――監督としての喜び、そして辛さを教えていただけますか?
若松:監督になってからは「喜び」ってないな(笑)。まあ、本当に01年に優勝したときぐらいだね。嬉しいっていうのは。
真中:胴上げで一回転したときですか? 監督を一回転させたのは石井一久ですからね。僕らはきちんと押さえていましたから(笑)。
若松:リーグ優勝と日本一と2回やらせてもらったけど、胴上げの瞬間だけは「喜び」と言える一瞬だったな。この瞬間を外したら、あとはほとんど耐えることばかりだけど。
真中:僕も同感ですね。勝った瞬間だけはホッとするけれど、それ以外は大変なことばかりですね。例えば2年前に優勝争いしているときもずっと苦しかったし、今年のように最下位で負けているときも苦しいですし、気持ちのやすらぐ時間はないですね。それでも、勝った瞬間の喜びを味わうために、僕らはすべてをかけているんです。
――さて、チームは苦しい状態がずっと続いていますが、若松さんから、真中監督へ激励の言葉をいただけますか?
若松:いや、正直言えば「今日は何をしゃべっていいのかな?」って思ってここに来たんですよ。チーム状態が良くて、勝っていれば好きなことをしゃべれるけど、負けがこんでいるときにはしゃべりにくいんだよね(笑)。
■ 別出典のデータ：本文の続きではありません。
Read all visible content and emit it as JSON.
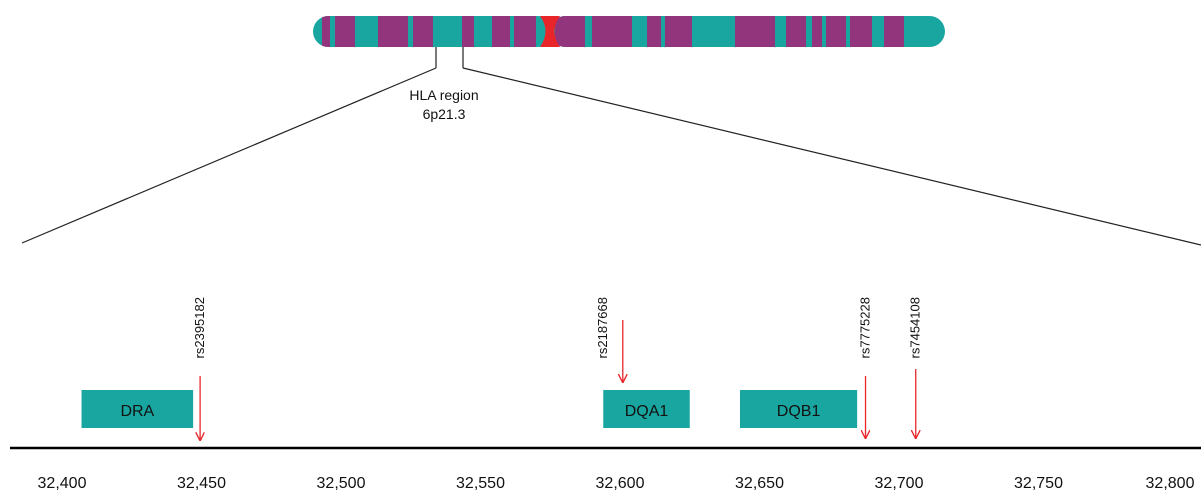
{
  "region": {
    "label": "HLA region",
    "band": "6p21.3"
  },
  "axis": {
    "ticks": [
      {
        "value": 32400,
        "label": "32,400"
      },
      {
        "value": 32450,
        "label": "32,450"
      },
      {
        "value": 32500,
        "label": "32,500"
      },
      {
        "value": 32550,
        "label": "32,550"
      },
      {
        "value": 32600,
        "label": "32,600"
      },
      {
        "value": 32650,
        "label": "32,650"
      },
      {
        "value": 32700,
        "label": "32,700"
      },
      {
        "value": 32750,
        "label": "32,750"
      },
      {
        "value": 32800,
        "label": "32,800"
      }
    ]
  },
  "genes": [
    {
      "label": "DRA",
      "start": 32407,
      "end": 32447
    },
    {
      "label": "DQA1",
      "start": 32594,
      "end": 32625
    },
    {
      "label": "DQB1",
      "start": 32643,
      "end": 32685
    }
  ],
  "snps": [
    {
      "label": "rs2395182",
      "position": 32449.5
    },
    {
      "label": "rs2187668",
      "position": 32601
    },
    {
      "label": "rs7775228",
      "position": 32688
    },
    {
      "label": "rs7454108",
      "position": 32706
    }
  ]
}
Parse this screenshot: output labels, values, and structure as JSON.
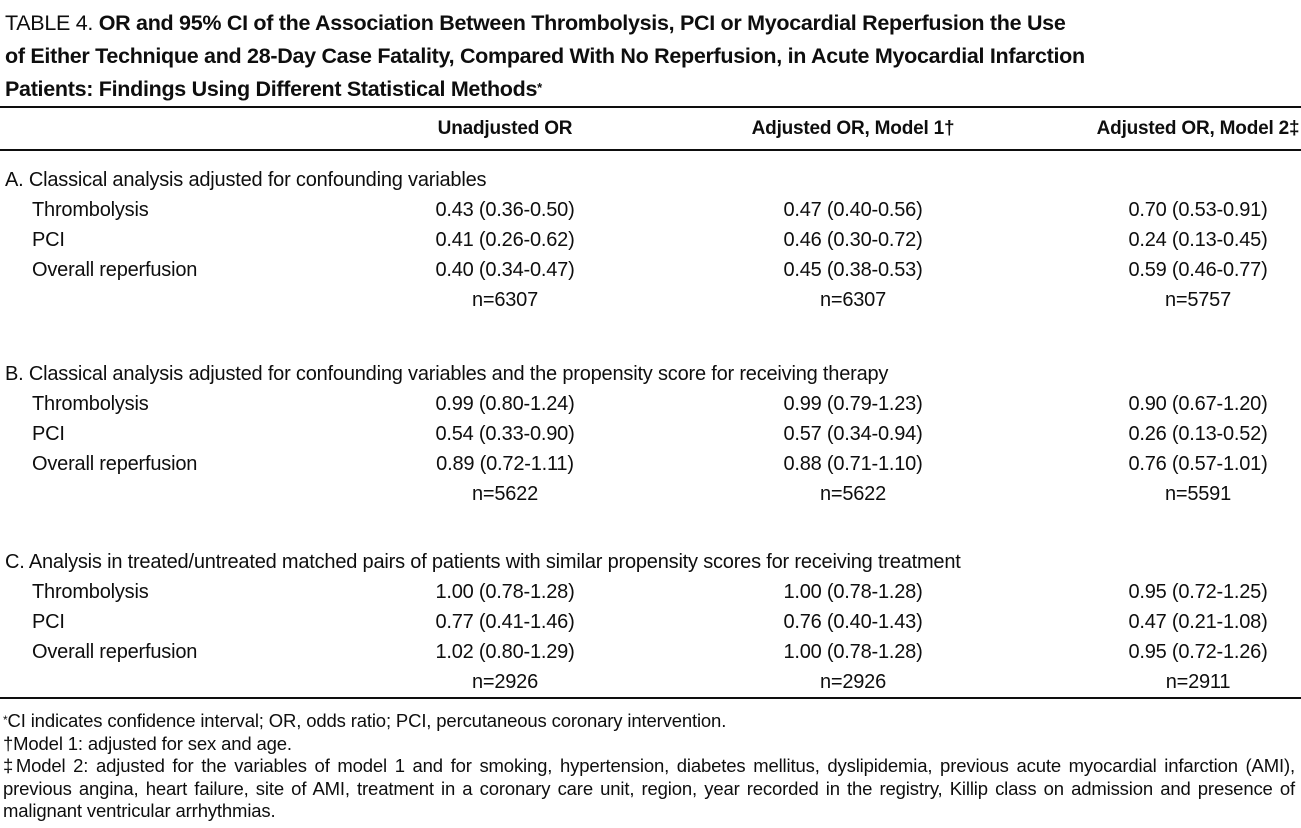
{
  "page": {
    "title": {
      "prefix": "TABLE 4.",
      "line1_rest": "OR and 95% CI of the Association Between Thrombolysis, PCI or Myocardial Reperfusion the Use",
      "line2": "of Either Technique and 28-Day Case Fatality, Compared With No Reperfusion, in Acute Myocardial Infarction",
      "line3": "Patients: Findings Using Different Statistical Methods",
      "footnote_marker": "*"
    },
    "table": {
      "column_headers": [
        "Unadjusted OR",
        "Adjusted OR, Model 1†",
        "Adjusted OR, Model 2‡"
      ],
      "sections": [
        {
          "heading": "A. Classical analysis adjusted for confounding variables",
          "rows": [
            {
              "label": "Thrombolysis",
              "values": [
                "0.43 (0.36-0.50)",
                "0.47 (0.40-0.56)",
                "0.70 (0.53-0.91)"
              ]
            },
            {
              "label": "PCI",
              "values": [
                "0.41 (0.26-0.62)",
                "0.46 (0.30-0.72)",
                "0.24 (0.13-0.45)"
              ]
            },
            {
              "label": "Overall reperfusion",
              "values": [
                "0.40 (0.34-0.47)",
                "0.45 (0.38-0.53)",
                "0.59 (0.46-0.77)"
              ]
            }
          ],
          "sample_sizes": [
            "n=6307",
            "n=6307",
            "n=5757"
          ]
        },
        {
          "heading": "B. Classical analysis adjusted for confounding variables and the propensity score for receiving therapy",
          "rows": [
            {
              "label": "Thrombolysis",
              "values": [
                "0.99 (0.80-1.24)",
                "0.99 (0.79-1.23)",
                "0.90 (0.67-1.20)"
              ]
            },
            {
              "label": "PCI",
              "values": [
                "0.54 (0.33-0.90)",
                "0.57 (0.34-0.94)",
                "0.26 (0.13-0.52)"
              ]
            },
            {
              "label": "Overall reperfusion",
              "values": [
                "0.89 (0.72-1.11)",
                "0.88 (0.71-1.10)",
                "0.76 (0.57-1.01)"
              ]
            }
          ],
          "sample_sizes": [
            "n=5622",
            "n=5622",
            "n=5591"
          ]
        },
        {
          "heading": "C. Analysis in treated/untreated matched pairs of patients with similar propensity scores for receiving treatment",
          "rows": [
            {
              "label": "Thrombolysis",
              "values": [
                "1.00 (0.78-1.28)",
                "1.00 (0.78-1.28)",
                "0.95 (0.72-1.25)"
              ]
            },
            {
              "label": "PCI",
              "values": [
                "0.77 (0.41-1.46)",
                "0.76 (0.40-1.43)",
                "0.47 (0.21-1.08)"
              ]
            },
            {
              "label": "Overall reperfusion",
              "values": [
                "1.02 (0.80-1.29)",
                "1.00 (0.78-1.28)",
                "0.95 (0.72-1.26)"
              ]
            }
          ],
          "sample_sizes": [
            "n=2926",
            "n=2926",
            "n=2911"
          ]
        }
      ]
    },
    "footnotes": [
      {
        "marker": "*",
        "text": "CI indicates confidence interval; OR, odds ratio; PCI, percutaneous coronary intervention."
      },
      {
        "marker": "†",
        "text": "Model 1: adjusted for sex and age."
      },
      {
        "marker": "‡",
        "text": "Model 2: adjusted for the variables of model 1 and for smoking, hypertension, diabetes mellitus, dyslipidemia, previous acute myocardial infarction (AMI), previous angina, heart failure, site of AMI, treatment in a coronary care unit, region, year recorded in the registry, Killip class on admission and presence of malignant ventricular arrhythmias."
      }
    ],
    "colors": {
      "text": "#0e0e0e",
      "background": "#ffffff",
      "rule": "#0e0e0e"
    }
  }
}
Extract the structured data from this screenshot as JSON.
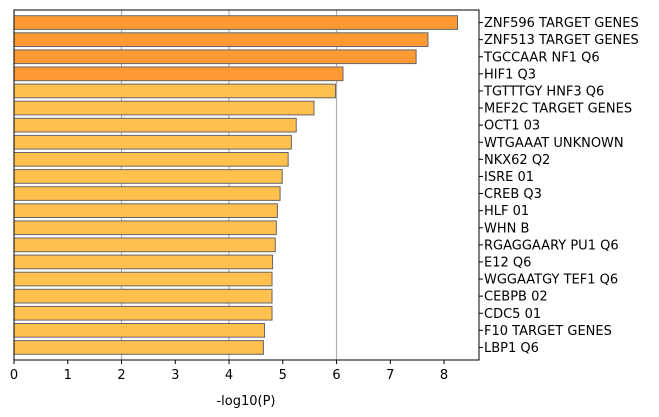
{
  "chart_data": {
    "type": "bar",
    "orientation": "horizontal",
    "xlabel": "-log10(P)",
    "xlim": [
      0,
      8.65
    ],
    "xticks": [
      0,
      1,
      2,
      3,
      4,
      5,
      6,
      7,
      8
    ],
    "grid": "vertical",
    "grid_lines": [
      2,
      4,
      6
    ],
    "category_label_side": "right",
    "colors": {
      "highlight": "#ff9933",
      "normal": "#ffc04d",
      "edge": "#666666",
      "grid": "#b0b0b0",
      "axis": "#000000"
    },
    "categories": [
      "ZNF596 TARGET GENES",
      "ZNF513 TARGET GENES",
      "TGCCAAR NF1 Q6",
      "HIF1 Q3",
      "TGTTTGY HNF3 Q6",
      "MEF2C TARGET GENES",
      "OCT1 03",
      "WTGAAAT UNKNOWN",
      "NKX62 Q2",
      "ISRE 01",
      "CREB Q3",
      "HLF 01",
      "WHN B",
      "RGAGGAARY PU1 Q6",
      "E12 Q6",
      "WGGAATGY TEF1 Q6",
      "CEBPB 02",
      "CDC5 01",
      "F10 TARGET GENES",
      "LBP1 Q6"
    ],
    "values": [
      8.25,
      7.7,
      7.48,
      6.12,
      5.98,
      5.58,
      5.25,
      5.16,
      5.1,
      4.99,
      4.95,
      4.9,
      4.88,
      4.86,
      4.81,
      4.8,
      4.8,
      4.8,
      4.66,
      4.64
    ],
    "highlighted": [
      true,
      true,
      true,
      true,
      false,
      false,
      false,
      false,
      false,
      false,
      false,
      false,
      false,
      false,
      false,
      false,
      false,
      false,
      false,
      false
    ]
  }
}
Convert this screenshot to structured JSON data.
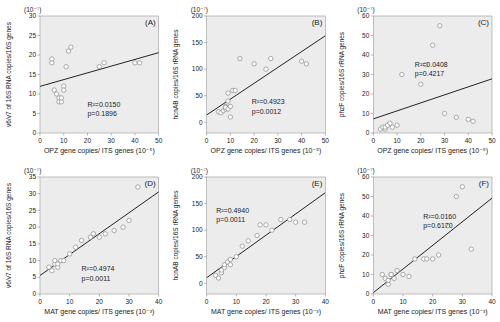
{
  "chart_data": [
    {
      "type": "scatter",
      "grid": false,
      "xlabel": "OPZ gene copies/ ITS genes (10⁻⁵)",
      "ylabel": "v6/v7 of 16S RNA copies/16S genes",
      "y_label_exponent": "(10⁻⁷)",
      "panel_label": "(A)",
      "annotations": [
        "R²=0.0150",
        "p=0.1896"
      ],
      "xlim": [
        0,
        50
      ],
      "ylim": [
        0,
        30
      ],
      "xticks": [
        0,
        10,
        20,
        30,
        40,
        50
      ],
      "yticks": [
        0,
        5,
        10,
        15,
        20,
        25,
        30
      ],
      "series": [
        {
          "type": "scatter",
          "color": "#888888",
          "x": [
            5,
            5,
            6,
            7,
            8,
            8,
            9,
            9,
            10,
            10,
            11,
            12,
            13,
            25,
            27,
            40,
            42
          ],
          "values": [
            18,
            19,
            11,
            10,
            9,
            8,
            8,
            9,
            12,
            11,
            17,
            21,
            22,
            17,
            18,
            18,
            18
          ]
        },
        {
          "type": "line",
          "color": "#222222",
          "x": [
            0,
            50
          ],
          "values": [
            11.9623,
            20.594
          ]
        }
      ]
    },
    {
      "type": "scatter",
      "grid": false,
      "xlabel": "OPZ gene copies/ ITS genes (10⁻⁵)",
      "ylabel": "hcnAB copies/16S rRNA genes",
      "y_label_exponent": "(10⁻⁷)",
      "panel_label": "(B)",
      "annotations": [
        "R²=0.4923",
        "p=0.0012"
      ],
      "xlim": [
        0,
        50
      ],
      "ylim": [
        -20,
        200
      ],
      "xticks": [
        0,
        10,
        20,
        30,
        40,
        50
      ],
      "yticks": [
        0,
        50,
        100,
        150,
        200
      ],
      "series": [
        {
          "type": "scatter",
          "color": "#888888",
          "x": [
            5,
            6,
            7,
            8,
            8,
            8,
            9,
            9,
            9,
            10,
            10,
            11,
            12,
            14,
            20,
            25,
            27,
            40,
            42
          ],
          "values": [
            20,
            18,
            22,
            30,
            25,
            28,
            55,
            40,
            25,
            30,
            10,
            60,
            60,
            120,
            110,
            100,
            120,
            115,
            110
          ]
        },
        {
          "type": "line",
          "color": "#222222",
          "x": [
            0,
            50
          ],
          "values": [
            13.9015,
            162.807
          ]
        }
      ]
    },
    {
      "type": "scatter",
      "grid": false,
      "xlabel": "OPZ gene copies/ ITS genes (10⁻⁵)",
      "ylabel": "phzF copies/16S rRNA genes",
      "y_label_exponent": "(10⁻⁷)",
      "panel_label": "(C)",
      "annotations": [
        "R²=0.0408",
        "p=0.4217"
      ],
      "xlim": [
        0,
        50
      ],
      "ylim": [
        0,
        60
      ],
      "xticks": [
        0,
        10,
        20,
        30,
        40,
        50
      ],
      "yticks": [
        0,
        10,
        20,
        30,
        40,
        50,
        60
      ],
      "series": [
        {
          "type": "scatter",
          "color": "#888888",
          "x": [
            3,
            4,
            5,
            5,
            6,
            7,
            8,
            10,
            12,
            20,
            22,
            25,
            28,
            30,
            35,
            40,
            42
          ],
          "values": [
            2,
            3,
            2,
            3,
            4,
            5,
            3,
            4,
            30,
            25,
            35,
            45,
            55,
            10,
            8,
            7,
            6
          ]
        },
        {
          "type": "line",
          "color": "#222222",
          "x": [
            0,
            50
          ],
          "values": [
            7.2321,
            27.771
          ]
        }
      ]
    },
    {
      "type": "scatter",
      "grid": false,
      "xlabel": "MAT gene copies/ ITS genes (10⁻³)",
      "ylabel": "v6/v7 of 16S RNA copies/16S genes",
      "y_label_exponent": "(10⁻⁷)",
      "panel_label": "(D)",
      "annotations": [
        "R²=0.4974",
        "p=0.0011"
      ],
      "xlim": [
        0,
        40
      ],
      "ylim": [
        0,
        35
      ],
      "xticks": [
        0,
        10,
        20,
        30,
        40
      ],
      "yticks": [
        0,
        5,
        10,
        15,
        20,
        25,
        30,
        35
      ],
      "series": [
        {
          "type": "scatter",
          "color": "#888888",
          "x": [
            3,
            4,
            5,
            5,
            6,
            6,
            7,
            8,
            10,
            12,
            14,
            17,
            18,
            20,
            22,
            25,
            28,
            30,
            33
          ],
          "values": [
            8,
            7,
            9,
            10,
            8,
            9,
            10,
            10,
            12,
            14,
            16,
            17,
            18,
            17,
            18,
            19,
            20,
            22,
            32
          ]
        },
        {
          "type": "line",
          "color": "#222222",
          "x": [
            0,
            40
          ],
          "values": [
            5.5456,
            30.5469
          ]
        }
      ]
    },
    {
      "type": "scatter",
      "grid": false,
      "xlabel": "MAT gene copies/ ITS genes (10⁻³)",
      "ylabel": "hcnAB copies/16S rRNA genes",
      "y_label_exponent": "(10⁻⁷)",
      "panel_label": "(E)",
      "annotations": [
        "R²=0.4940",
        "p=0.0011"
      ],
      "xlim": [
        0,
        40
      ],
      "ylim": [
        -20,
        200
      ],
      "xticks": [
        0,
        10,
        20,
        30,
        40
      ],
      "yticks": [
        0,
        50,
        100,
        150,
        200
      ],
      "series": [
        {
          "type": "scatter",
          "color": "#888888",
          "x": [
            3,
            4,
            5,
            5,
            6,
            6,
            7,
            8,
            8,
            10,
            12,
            14,
            17,
            18,
            20,
            22,
            25,
            28,
            30,
            33
          ],
          "values": [
            15,
            10,
            20,
            25,
            30,
            35,
            40,
            45,
            35,
            50,
            70,
            80,
            90,
            110,
            110,
            100,
            120,
            120,
            115,
            115
          ]
        },
        {
          "type": "line",
          "color": "#222222",
          "x": [
            0,
            40
          ],
          "values": [
            10.5956,
            170.4658
          ]
        }
      ]
    },
    {
      "type": "scatter",
      "grid": false,
      "xlabel": "MAT gene copies/ ITS genes (10⁻³)",
      "ylabel": "phzF copies/16S rRNA genes",
      "y_label_exponent": "(10⁻⁷)",
      "panel_label": "(F)",
      "annotations": [
        "R²=0.0160",
        "p=0.6170"
      ],
      "xlim": [
        0,
        40
      ],
      "ylim": [
        0,
        60
      ],
      "xticks": [
        0,
        10,
        20,
        30,
        40
      ],
      "yticks": [
        0,
        10,
        20,
        30,
        40,
        50,
        60
      ],
      "series": [
        {
          "type": "scatter",
          "color": "#888888",
          "x": [
            3,
            4,
            5,
            5,
            6,
            6,
            7,
            8,
            10,
            12,
            14,
            17,
            18,
            20,
            22,
            25,
            28,
            30,
            33
          ],
          "values": [
            10,
            8,
            5,
            7,
            10,
            10,
            8,
            12,
            10,
            9,
            18,
            18,
            18,
            18,
            20,
            35,
            50,
            55,
            23
          ]
        },
        {
          "type": "line",
          "color": "#222222",
          "x": [
            0,
            40
          ],
          "values": [
            0.7054,
            49.1445
          ]
        }
      ]
    }
  ]
}
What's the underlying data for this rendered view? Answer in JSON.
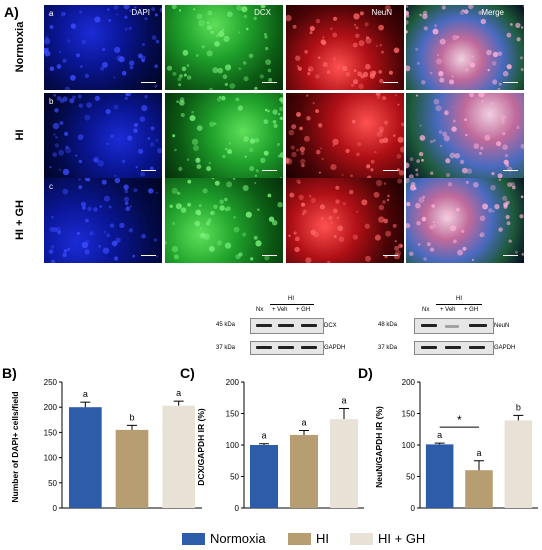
{
  "panelA": {
    "letter": "A)",
    "row_labels": [
      "Normoxia",
      "HI",
      "HI + GH"
    ],
    "row_tags": [
      "a",
      "b",
      "c"
    ],
    "channels": [
      "DAPI",
      "DCX",
      "NeuN",
      "Merge"
    ],
    "colors": {
      "DAPI": "#0a12a8",
      "DCX": "#21a030",
      "NeuN": "#c8141a",
      "Merge": "#6a5c84"
    }
  },
  "western": {
    "dcx": {
      "groups": [
        "Nx",
        "+ Veh",
        "+ GH"
      ],
      "hi_label": "HI",
      "markers": [
        "45 kDa",
        "37 kDa"
      ],
      "proteins": [
        "DCX",
        "GAPDH"
      ]
    },
    "neun": {
      "groups": [
        "Nx",
        "+ Veh",
        "+ GH"
      ],
      "hi_label": "HI",
      "markers": [
        "48 kDa",
        "37 kDa"
      ],
      "proteins": [
        "NeuN",
        "GAPDH"
      ]
    }
  },
  "chart_data": [
    {
      "type": "bar",
      "letter": "B)",
      "categories": [
        "Normoxia",
        "HI",
        "HI + GH"
      ],
      "values": [
        200,
        155,
        203
      ],
      "errors": [
        10,
        9,
        9
      ],
      "significance": [
        "a",
        "b",
        "a"
      ],
      "ylabel": "Number of DAPI+ cells/field",
      "ylim": [
        0,
        250
      ],
      "yticks": [
        "0",
        "50",
        "100",
        "150",
        "200",
        "250"
      ]
    },
    {
      "type": "bar",
      "letter": "C)",
      "categories": [
        "Normoxia",
        "HI",
        "HI + GH"
      ],
      "values": [
        100,
        116,
        141
      ],
      "errors": [
        2,
        7,
        17
      ],
      "significance": [
        "a",
        "a",
        "a"
      ],
      "ylabel": "DCX/GAPDH IR (%)",
      "ylim": [
        0,
        200
      ],
      "yticks": [
        "0",
        "50",
        "100",
        "150",
        "200"
      ]
    },
    {
      "type": "bar",
      "letter": "D)",
      "categories": [
        "Normoxia",
        "HI",
        "HI + GH"
      ],
      "values": [
        101,
        60,
        139
      ],
      "errors": [
        2,
        15,
        8
      ],
      "significance": [
        "a",
        "a",
        "b"
      ],
      "bracket": "*",
      "ylabel": "NeuN/GAPDH IR (%)",
      "ylim": [
        0,
        200
      ],
      "yticks": [
        "0",
        "50",
        "100",
        "150",
        "200"
      ]
    }
  ],
  "legend": {
    "items": [
      {
        "label": "Normoxia",
        "color": "#2e5ca8"
      },
      {
        "label": "HI",
        "color": "#b79e72"
      },
      {
        "label": "HI + GH",
        "color": "#e8e2d6"
      }
    ]
  }
}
真中:若松さん、今日よく来てくれたなと思いますよ(笑)。本当にありがたいです。
若松:僕から言えること、言いたいことは、これからもじっと耐えながら頑張ってほしい。これに挫けずに頑張ってほしい。そんなところですね。故障者が戻ってくれば、決して他球団に引けを取らない戦力なんだから。
真中:ありがとうございます。もう元気でましたよ、若松さんに「監督とは耐えること」だって言われて、改めて「そうだな」って認識できました。これからも、耐えて、耐えて、いいチームになるように頑張ります。
若松:真中監督は明るいからいいよ、本当。ベンチ見てもやっぱりむすっとしてないもんね。常に選手を信頼して、采配しているのが伝わってくる。これは大事なことですよ。負けているときに監督まで落ち込んでいたらどうしようもないからね。
真中:その点は意識していますね。「喜びの感情」は自然に出てくるものだから、特に意識はしていないけれど、辛いとき、大変なときほど、あんまりシュンとしないようにしています。負の感情は選手たちにも伝わってしまうから。僕らも悔しいけど、選手はもっと悔しいだろうし、その点は、努めて明るく振舞うように意識はしますね。
若松:まだまだ厳しい状況だけど、後半戦もぜひ頑張って。僕はただ応援することしかできないけど、いつも応援しているから。
真中:ありがとうございます。本当に元気ができました。後半戦、少しでも順位を上げられるよう、頑張ります!